Monday, August 23, 2010
I'm a rebel at heart. I've always been that way. Don't believe me? Well my family could tell you some stories. And admittedly, more often than not, my way was far from the best way to accomplish anything. Being somewhat hard headed about many things, I had to learn the hard way. And guess what, I’m still a little hard headed, but learning that in all things----there is a lesson to be learned.
These days I feel the rebel rising up in my chest, burning and inching its way forward again after all these years. It dances inside my head, humming a tune and giving the world the well known finger. However, this time I’m not alone. My husband and I are now the rebel rousers, bucking the authority so to speak. As a family we’ve decided that we will no longer attend Church. It’s not a decision that we came to quickly or lightly. Truth is we got hurt, again. Imagine that, getting hurt by godly people. Reminds me of Beth Moore’s book, When godly people do ungodly things. But like I said before there’s always lessons to be learned.
Yet, even then I was different.......I was the rebel. It was me who asked questions like, “why do we have to wear dresses and pantyhose to church, Jesus doesn’t care how we come.” Dare I buck the authority and put on a pair of jeans. We’ll not in my mama’s house, and I tried. I'd watch the pastors as they sweated, hollered, about the goodness of God, about the dangers of hell, and how Jesus was the way.

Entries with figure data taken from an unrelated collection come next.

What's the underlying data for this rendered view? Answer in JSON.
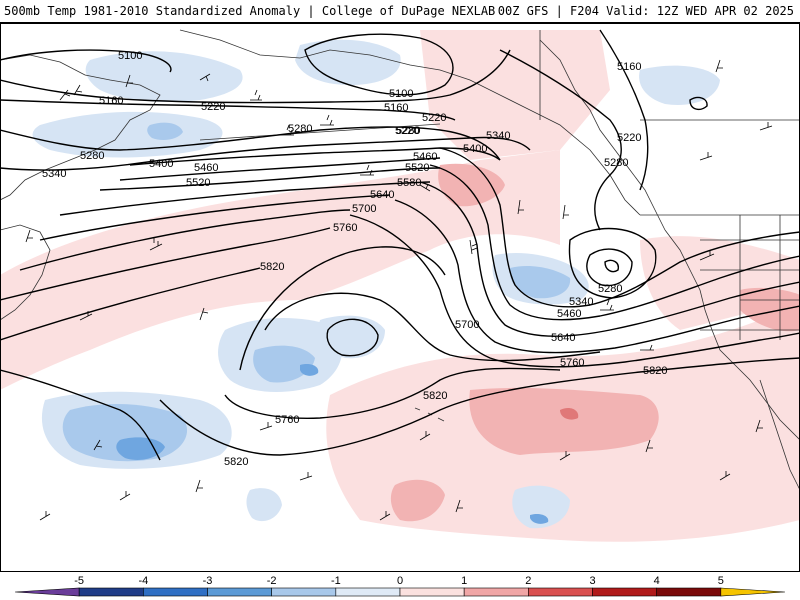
{
  "header": {
    "left_title": "500mb Temp 1981-2010 Standardized Anomaly | College of DuPage NEXLAB",
    "right_title": "00Z GFS | F204 Valid: 12Z WED APR 02 2025"
  },
  "colorbar": {
    "tick_labels": [
      "-5",
      "-4",
      "-3",
      "-2",
      "-1",
      "0",
      "1",
      "2",
      "3",
      "4",
      "5"
    ],
    "colors": [
      "#6a3d9a",
      "#1f3c88",
      "#2f6fc4",
      "#5b9ad6",
      "#a8c8ea",
      "#dfeaf6",
      "#fbe1df",
      "#f0a6a6",
      "#d95050",
      "#b01a1a",
      "#7a0a0a",
      "#f5c400"
    ]
  },
  "colors": {
    "cool_light": "#d6e4f4",
    "cool_mid": "#a9c9ec",
    "cool_strong": "#6fa6e0",
    "warm_light": "#fbe0e0",
    "warm_mid": "#f2b3b3",
    "warm_strong": "#e07878",
    "contour": "#000000",
    "coast": "#333333"
  },
  "contour_labels": [
    "5100",
    "5100",
    "5160",
    "5160",
    "5160",
    "5220",
    "5220",
    "5220",
    "5220",
    "5280",
    "5280",
    "5280",
    "5280",
    "5280",
    "5340",
    "5340",
    "5340",
    "5400",
    "5400",
    "5460",
    "5460",
    "5460",
    "5520",
    "5520",
    "5580",
    "5640",
    "5640",
    "5700",
    "5700",
    "5760",
    "5760",
    "5760",
    "5820",
    "5820",
    "5820",
    "5820"
  ],
  "map_features": {
    "contour_variable": "500mb Height",
    "shading_variable": "Temperature Standardized Anomaly",
    "wind_barbs": "shown"
  }
}
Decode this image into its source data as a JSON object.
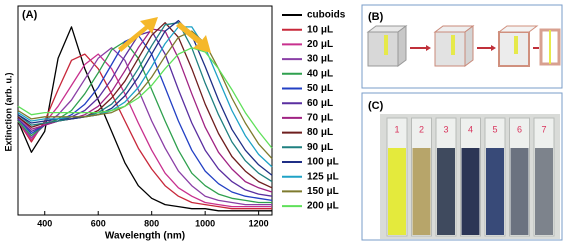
{
  "chart_data": {
    "type": "line",
    "panel_label": "(A)",
    "x_label": "Wavelength (nm)",
    "y_label": "Extinction (arb. u.)",
    "x": [
      300,
      350,
      400,
      450,
      500,
      550,
      600,
      650,
      700,
      750,
      800,
      850,
      900,
      950,
      1000,
      1050,
      1100,
      1150,
      1200,
      1250
    ],
    "xlim": [
      300,
      1250
    ],
    "xticks": [
      400,
      600,
      800,
      1000,
      1200
    ],
    "ylim": [
      0,
      1
    ],
    "legend_position": "outside-right",
    "series": [
      {
        "name": "cuboids",
        "color": "#000000",
        "values": [
          0.45,
          0.3,
          0.4,
          0.75,
          0.9,
          0.7,
          0.55,
          0.4,
          0.25,
          0.14,
          0.08,
          0.05,
          0.04,
          0.03,
          0.03,
          0.02,
          0.02,
          0.02,
          0.02,
          0.02
        ]
      },
      {
        "name": "10 μL",
        "color": "#c8283a",
        "values": [
          0.45,
          0.35,
          0.45,
          0.6,
          0.74,
          0.77,
          0.7,
          0.58,
          0.45,
          0.32,
          0.22,
          0.14,
          0.09,
          0.06,
          0.05,
          0.04,
          0.03,
          0.03,
          0.03,
          0.03
        ]
      },
      {
        "name": "20 μL",
        "color": "#c8308e",
        "values": [
          0.45,
          0.36,
          0.44,
          0.52,
          0.62,
          0.72,
          0.77,
          0.7,
          0.58,
          0.44,
          0.31,
          0.2,
          0.13,
          0.09,
          0.06,
          0.05,
          0.04,
          0.04,
          0.04,
          0.04
        ]
      },
      {
        "name": "30 μL",
        "color": "#8a3fa6",
        "values": [
          0.45,
          0.37,
          0.43,
          0.48,
          0.55,
          0.65,
          0.75,
          0.8,
          0.74,
          0.6,
          0.45,
          0.32,
          0.21,
          0.14,
          0.09,
          0.07,
          0.06,
          0.05,
          0.05,
          0.05
        ]
      },
      {
        "name": "40 μL",
        "color": "#2fa04e",
        "values": [
          0.45,
          0.38,
          0.43,
          0.46,
          0.5,
          0.58,
          0.68,
          0.79,
          0.83,
          0.75,
          0.6,
          0.45,
          0.31,
          0.2,
          0.14,
          0.1,
          0.08,
          0.07,
          0.06,
          0.06
        ]
      },
      {
        "name": "50 μL",
        "color": "#2340c4",
        "values": [
          0.46,
          0.39,
          0.43,
          0.45,
          0.48,
          0.53,
          0.61,
          0.72,
          0.83,
          0.86,
          0.77,
          0.61,
          0.45,
          0.31,
          0.21,
          0.15,
          0.11,
          0.09,
          0.08,
          0.07
        ]
      },
      {
        "name": "60 μL",
        "color": "#5a2fa0",
        "values": [
          0.46,
          0.4,
          0.43,
          0.45,
          0.47,
          0.5,
          0.56,
          0.65,
          0.76,
          0.86,
          0.88,
          0.77,
          0.6,
          0.44,
          0.31,
          0.22,
          0.16,
          0.12,
          0.1,
          0.09
        ]
      },
      {
        "name": "70 μL",
        "color": "#a02383",
        "values": [
          0.47,
          0.41,
          0.43,
          0.45,
          0.46,
          0.48,
          0.52,
          0.59,
          0.69,
          0.8,
          0.89,
          0.88,
          0.75,
          0.58,
          0.42,
          0.3,
          0.22,
          0.16,
          0.13,
          0.11
        ]
      },
      {
        "name": "80 μL",
        "color": "#6e1e1e",
        "values": [
          0.47,
          0.42,
          0.44,
          0.45,
          0.46,
          0.47,
          0.5,
          0.56,
          0.64,
          0.75,
          0.86,
          0.92,
          0.85,
          0.7,
          0.53,
          0.39,
          0.28,
          0.21,
          0.16,
          0.13
        ]
      },
      {
        "name": "90 μL",
        "color": "#1f8080",
        "values": [
          0.48,
          0.43,
          0.44,
          0.45,
          0.46,
          0.47,
          0.49,
          0.53,
          0.6,
          0.7,
          0.81,
          0.91,
          0.92,
          0.8,
          0.63,
          0.48,
          0.35,
          0.26,
          0.2,
          0.16
        ]
      },
      {
        "name": "100 μL",
        "color": "#1f2f86",
        "values": [
          0.48,
          0.44,
          0.45,
          0.46,
          0.46,
          0.47,
          0.48,
          0.51,
          0.57,
          0.66,
          0.77,
          0.88,
          0.93,
          0.86,
          0.71,
          0.55,
          0.41,
          0.31,
          0.24,
          0.19
        ]
      },
      {
        "name": "125 μL",
        "color": "#1fa2c6",
        "values": [
          0.49,
          0.45,
          0.46,
          0.46,
          0.47,
          0.47,
          0.48,
          0.5,
          0.54,
          0.61,
          0.71,
          0.82,
          0.9,
          0.9,
          0.8,
          0.65,
          0.5,
          0.38,
          0.29,
          0.23
        ]
      },
      {
        "name": "150 μL",
        "color": "#7e7a2e",
        "values": [
          0.5,
          0.46,
          0.47,
          0.47,
          0.47,
          0.47,
          0.48,
          0.49,
          0.52,
          0.58,
          0.66,
          0.76,
          0.85,
          0.88,
          0.82,
          0.7,
          0.56,
          0.44,
          0.34,
          0.27
        ]
      },
      {
        "name": "200 μL",
        "color": "#5fe05a",
        "values": [
          0.52,
          0.48,
          0.49,
          0.49,
          0.49,
          0.49,
          0.49,
          0.5,
          0.52,
          0.56,
          0.62,
          0.7,
          0.77,
          0.8,
          0.78,
          0.7,
          0.6,
          0.49,
          0.4,
          0.32
        ]
      }
    ]
  },
  "panels": {
    "b": {
      "label": "(B)"
    },
    "c": {
      "label": "(C)",
      "vials": [
        "1",
        "2",
        "3",
        "4",
        "5",
        "6",
        "7"
      ]
    }
  }
}
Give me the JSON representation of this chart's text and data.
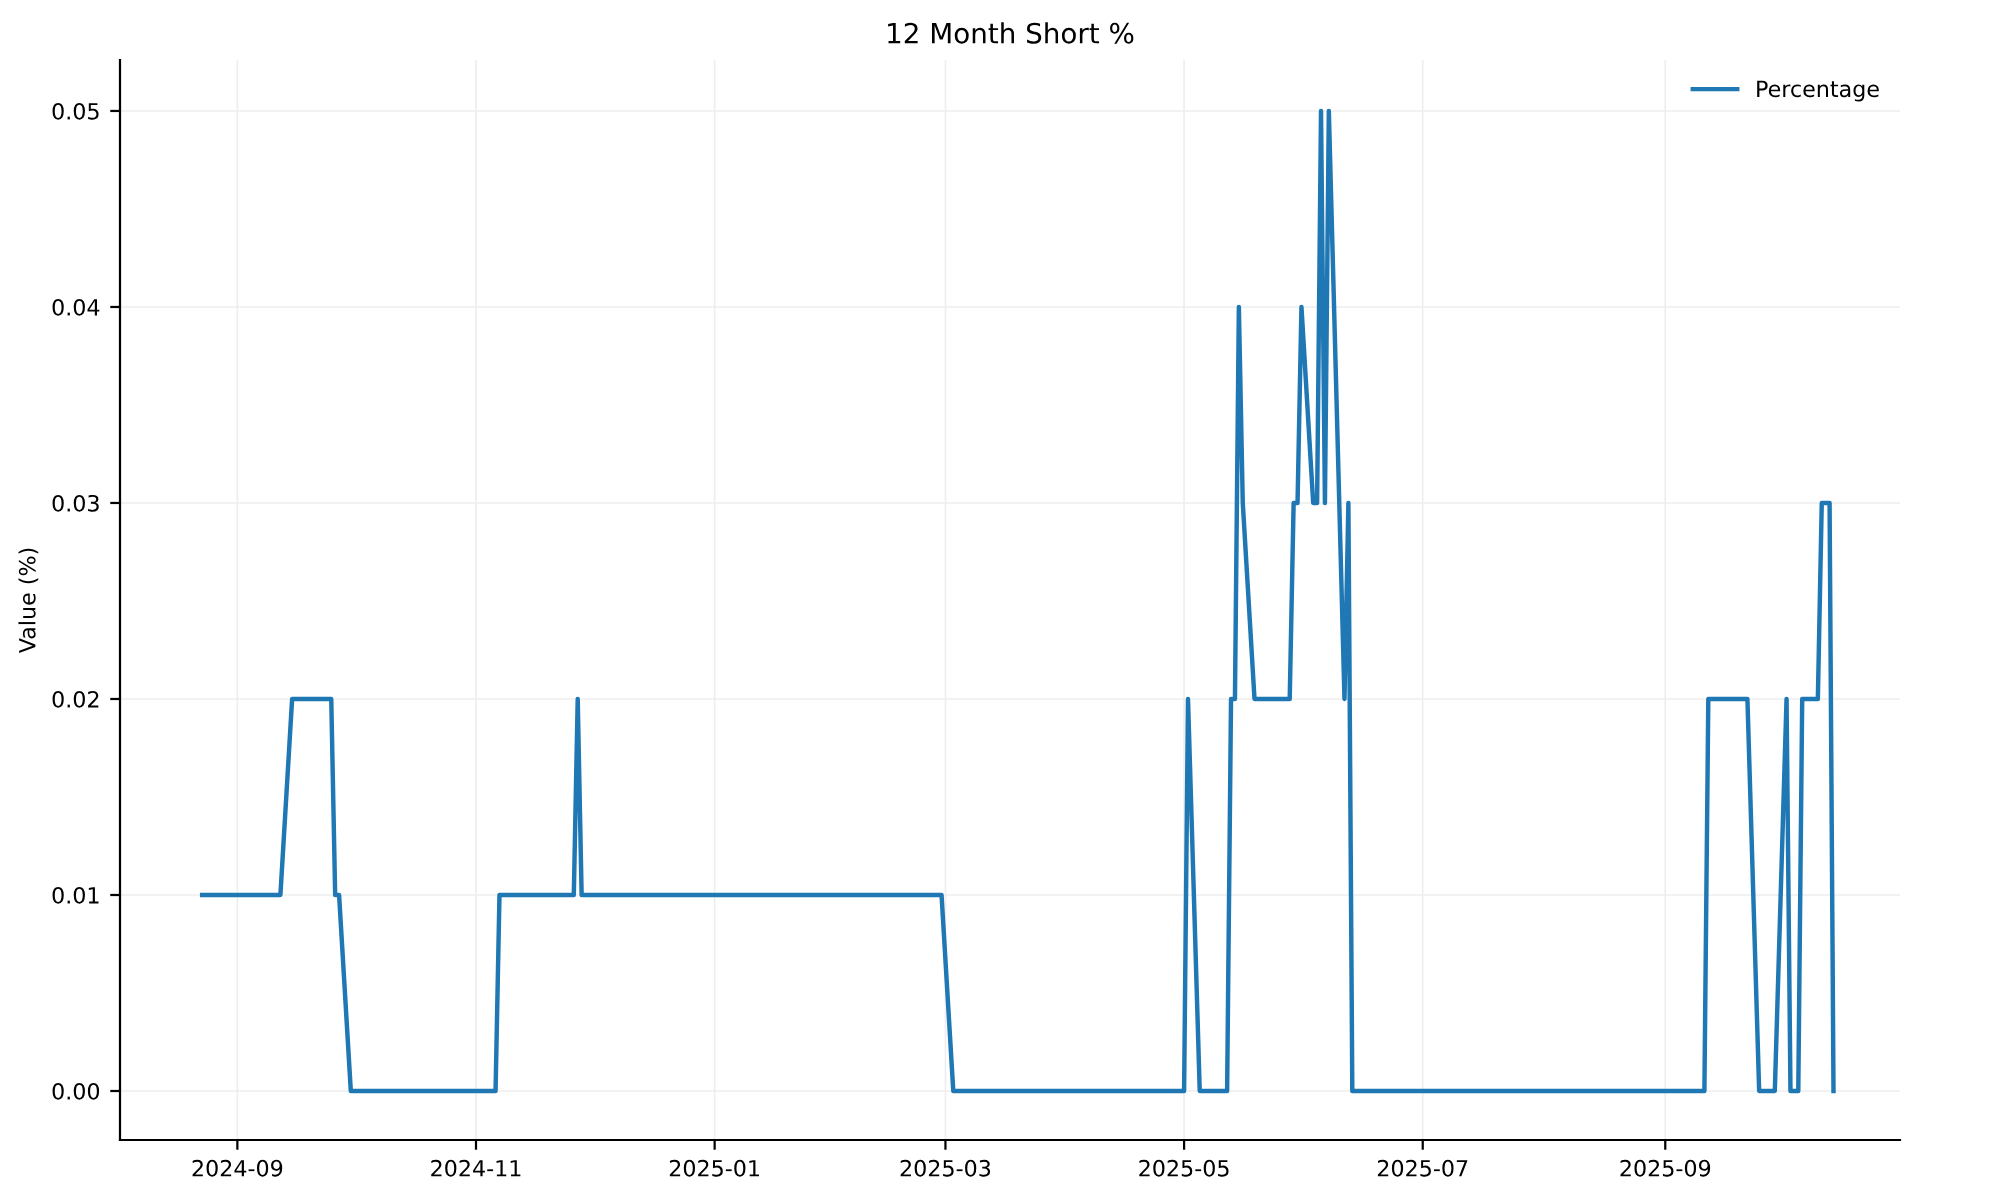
{
  "chart_data": {
    "type": "line",
    "title": "12 Month Short %",
    "ylabel": "Value (%)",
    "series": [
      {
        "name": "Percentage",
        "color": "#1f77b4",
        "x": [
          "2024-08-23",
          "2024-09-12",
          "2024-09-15",
          "2024-09-25",
          "2024-09-26",
          "2024-09-27",
          "2024-09-30",
          "2024-11-06",
          "2024-11-07",
          "2024-11-26",
          "2024-11-27",
          "2024-11-28",
          "2025-02-28",
          "2025-03-03",
          "2025-05-01",
          "2025-05-02",
          "2025-05-05",
          "2025-05-12",
          "2025-05-13",
          "2025-05-14",
          "2025-05-15",
          "2025-05-16",
          "2025-05-19",
          "2025-05-28",
          "2025-05-29",
          "2025-05-30",
          "2025-05-31",
          "2025-06-03",
          "2025-06-04",
          "2025-06-05",
          "2025-06-06",
          "2025-06-07",
          "2025-06-11",
          "2025-06-12",
          "2025-06-13",
          "2025-09-11",
          "2025-09-12",
          "2025-09-22",
          "2025-09-25",
          "2025-09-29",
          "2025-10-02",
          "2025-10-03",
          "2025-10-05",
          "2025-10-06",
          "2025-10-10",
          "2025-10-11",
          "2025-10-13",
          "2025-10-14"
        ],
        "values": [
          0.01,
          0.01,
          0.02,
          0.02,
          0.01,
          0.01,
          0,
          0,
          0.01,
          0.01,
          0.02,
          0.01,
          0.01,
          0,
          0,
          0.02,
          0,
          0,
          0.02,
          0.02,
          0.04,
          0.03,
          0.02,
          0.02,
          0.03,
          0.03,
          0.04,
          0.03,
          0.03,
          0.05,
          0.03,
          0.05,
          0.02,
          0.03,
          0,
          0,
          0.02,
          0.02,
          0,
          0,
          0.02,
          0,
          0,
          0.02,
          0.02,
          0.03,
          0.03,
          0
        ]
      }
    ],
    "xlim": [
      "2024-08-02",
      "2025-10-31"
    ],
    "xticks": [
      "2024-09",
      "2024-11",
      "2025-01",
      "2025-03",
      "2025-05",
      "2025-07",
      "2025-09"
    ],
    "ylim": [
      -0.0025,
      0.0526
    ],
    "yticks": [
      {
        "value": 0,
        "label": "0.00"
      },
      {
        "value": 0.01,
        "label": "0.01"
      },
      {
        "value": 0.02,
        "label": "0.02"
      },
      {
        "value": 0.03,
        "label": "0.03"
      },
      {
        "value": 0.04,
        "label": "0.04"
      },
      {
        "value": 0.05,
        "label": "0.05"
      }
    ],
    "grid": true,
    "legend": "top right",
    "marker": "none",
    "line_style": "solid"
  }
}
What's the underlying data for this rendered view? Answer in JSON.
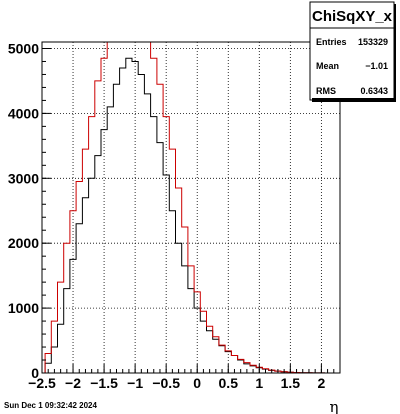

People would stand up and shout out of excitement, they'd wave white handkerchiefs, and nod their heads while saying amen amen, preach preacher. It was all alien to me. I'd just let my mind wonder....wonder why when someone sung a song it was more of a concert...it was their platform and they were Whitney Houston. I wondered why everyone "acted" up in church like they were holy, and had no compassion, empathy, or love for anyone else. For all the latest gossip all you had to do was go to church. But it wasn’t gossip as long as they put, “Bless her heart, she needs Jesus” at the end of everything. I wondered why some of the churches I went too were like walking down the runway and I was the model on display so they could converse back and forth about what I was wearing. I've seen those who came to church dressed in their best taken in back rooms and given "more appropriate" clothing to wear. And they never returned.
Once I was 18, I left the church. I had grown tiered, weary of it all. If I could have, or rather had enough nerve I would have risen up out of that pew and shouted screamed to the tops of my lung. “You have created traditions of men that are killing us, and driving us away from the very arms that you want us to run to.”